Peço ajuda ao Carlos Tê neste lamento: Portugal é um país onde seis em cada 10 pessoas não leem livros.
Ai senhor das furnas que escuro vai dentro de nós? Rezar o terço ao fim da tarde, só para espantar a solidão? Rogar a deus que nos guarde, confiar-lhe o destino na mão?
Encomendado pela Fundação Calouste Gulbenkian ao Instituto de Ciências Sociais da Universidade de Lisboa, o inquérito às "Práticas Culturais dos Portugueses 2020" indica índices de leitura quase medievais, mostrando um Portugal de baixa escolaridade onde mais de 60% dos portugueses não pegaram num livro em 2020.

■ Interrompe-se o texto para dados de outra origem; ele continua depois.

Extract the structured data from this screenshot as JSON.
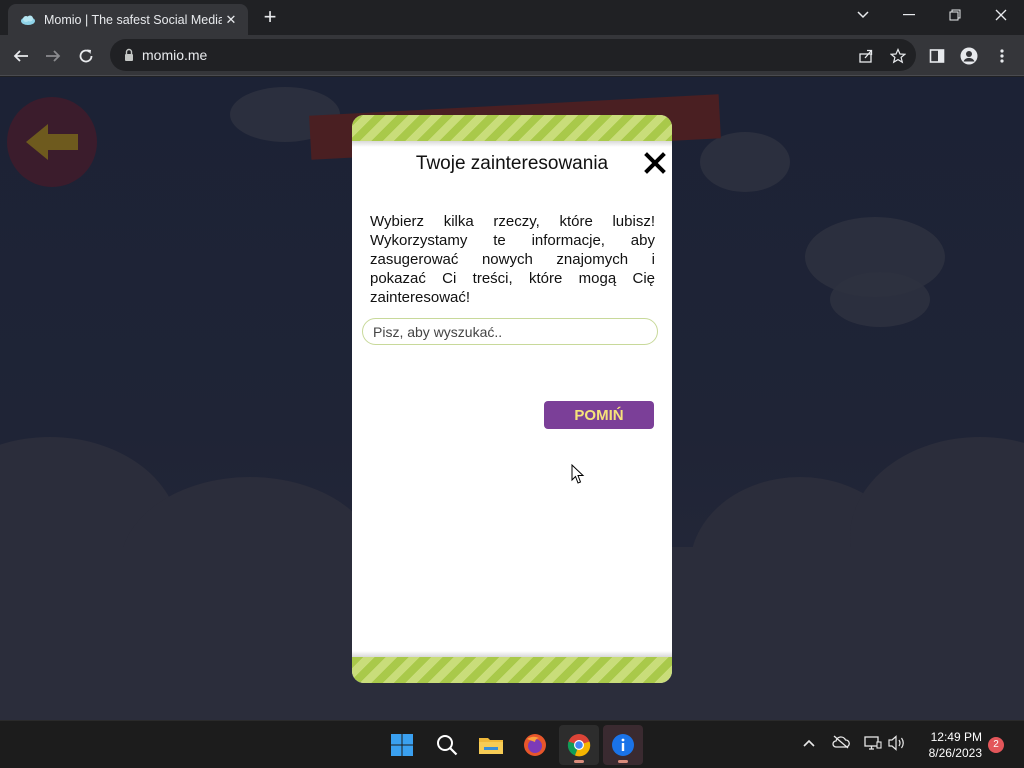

Que adianta saber as marés, os frutos e as sementeiras? Tratar por tu os ofícios, entender o suão e os animais? Falar o dialeto da terra, conhecer-lhe o corpo pelos sinais? E do resto entender mal, soletrar, assinar em cruz, não ver os vultos furtivos que nos tramam por trás da luz.
Outro dado surpreendente são os motivos invocados. "Significativas" desigualdades sociais no acesso à cultura, baixos níveis de escolaridade e escassos recursos económicos. Mas serão mesmo esses os principais fatores de exclusão nos hábitos de consumo cultural?

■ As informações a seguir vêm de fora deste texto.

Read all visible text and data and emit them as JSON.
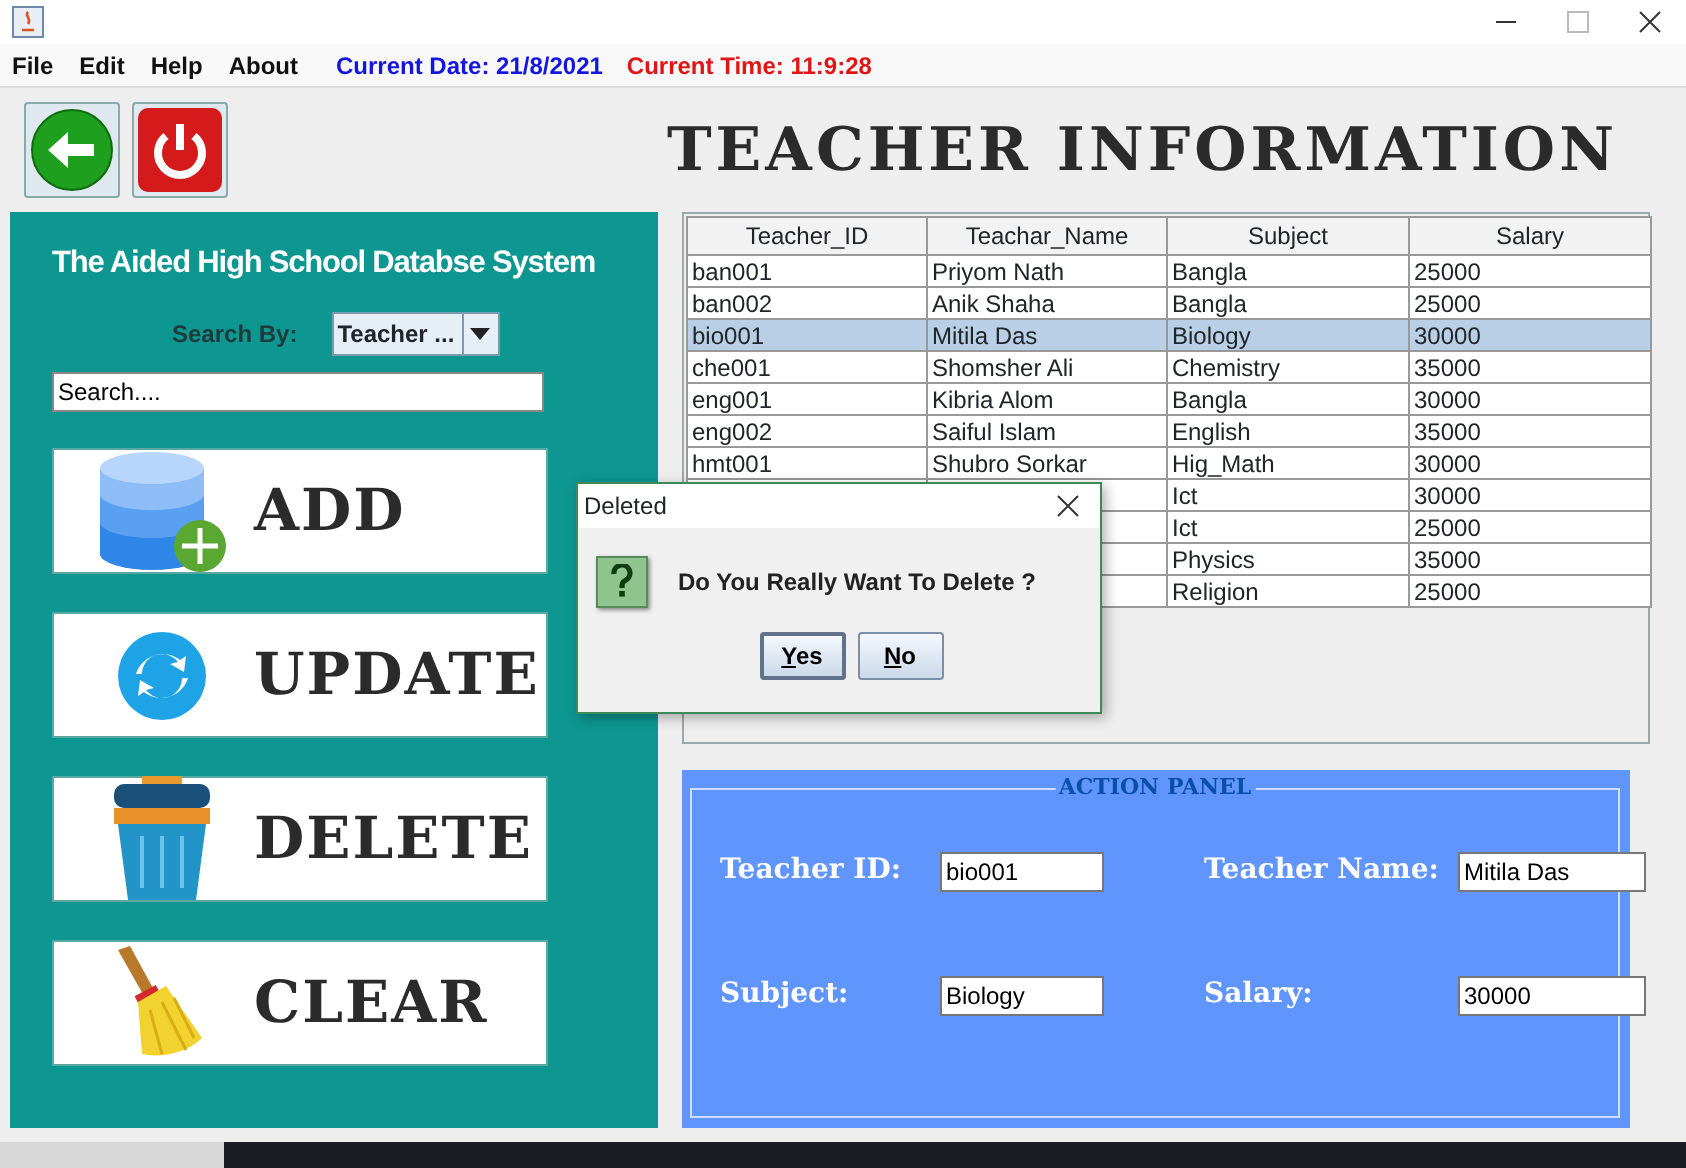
{
  "menu": [
    "File",
    "Edit",
    "Help",
    "About"
  ],
  "date_text": "Current Date: 21/8/2021",
  "time_text": "Current Time: 11:9:28",
  "page_title": "TEACHER INFORMATION",
  "side_panel": {
    "heading": "The Aided High School Databse System",
    "search_by_label": "Search By:",
    "search_by_value": "Teacher ...",
    "search_value": "Search....",
    "actions": [
      {
        "kind": "add",
        "label": "ADD"
      },
      {
        "kind": "update",
        "label": "UPDATE"
      },
      {
        "kind": "delete",
        "label": "DELETE"
      },
      {
        "kind": "clear",
        "label": "CLEAR"
      }
    ]
  },
  "table": {
    "columns": [
      "Teacher_ID",
      "Teachar_Name",
      "Subject",
      "Salary"
    ],
    "rows": [
      {
        "id": "ban001",
        "name": "Priyom Nath",
        "subject": "Bangla",
        "salary": "25000",
        "selected": false
      },
      {
        "id": "ban002",
        "name": "Anik Shaha",
        "subject": "Bangla",
        "salary": "25000",
        "selected": false
      },
      {
        "id": "bio001",
        "name": "Mitila Das",
        "subject": "Biology",
        "salary": "30000",
        "selected": true
      },
      {
        "id": "che001",
        "name": "Shomsher Ali",
        "subject": "Chemistry",
        "salary": "35000",
        "selected": false
      },
      {
        "id": "eng001",
        "name": "Kibria Alom",
        "subject": "Bangla",
        "salary": "30000",
        "selected": false
      },
      {
        "id": "eng002",
        "name": "Saiful Islam",
        "subject": "English",
        "salary": "35000",
        "selected": false
      },
      {
        "id": "hmt001",
        "name": "Shubro Sorkar",
        "subject": "Hig_Math",
        "salary": "30000",
        "selected": false
      },
      {
        "subject": "Ict",
        "salary": "30000",
        "selected": false
      },
      {
        "subject": "Ict",
        "salary": "25000",
        "selected": false
      },
      {
        "subject": "Physics",
        "salary": "35000",
        "selected": false
      },
      {
        "subject": "Religion",
        "salary": "25000",
        "selected": false
      }
    ]
  },
  "action_panel": {
    "title": "ACTION PANEL",
    "fields": [
      {
        "label": "Teacher ID:",
        "value": "bio001"
      },
      {
        "label": "Teacher Name:",
        "value": "Mitila Das"
      },
      {
        "label": "Subject:",
        "value": "Biology"
      },
      {
        "label": "Salary:",
        "value": "30000"
      }
    ]
  },
  "dialog": {
    "title": "Deleted",
    "message": "Do You Really Want To Delete ?",
    "buttons": [
      {
        "label": "Yes",
        "focused": true
      },
      {
        "label": "No",
        "focused": false
      }
    ]
  }
}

Ai senhor das furnas, que escuro vai dentro de nós! A gente morre logo ao nascer, com olhos rasos de lezíria; de boca em boca passar o saber, com os provérbios que ficam na gíria
Mas o universo que lê - esses 39% - constitui-se maioritariamente por pequenos leitores (27%, que leram entre um e cinco livros), seguidos de médios (7%, que leram entre seis e 20 livros) e "grandes" leitores (apenas 1% leu mais do que 20 livros num ano).
De que nos vale esta pureza, sem ler fica-se pederneira (...) carregando a superstição de ser pequeno, ser ninguém, e não quebrar a tradição, que dos nossos avós já vem.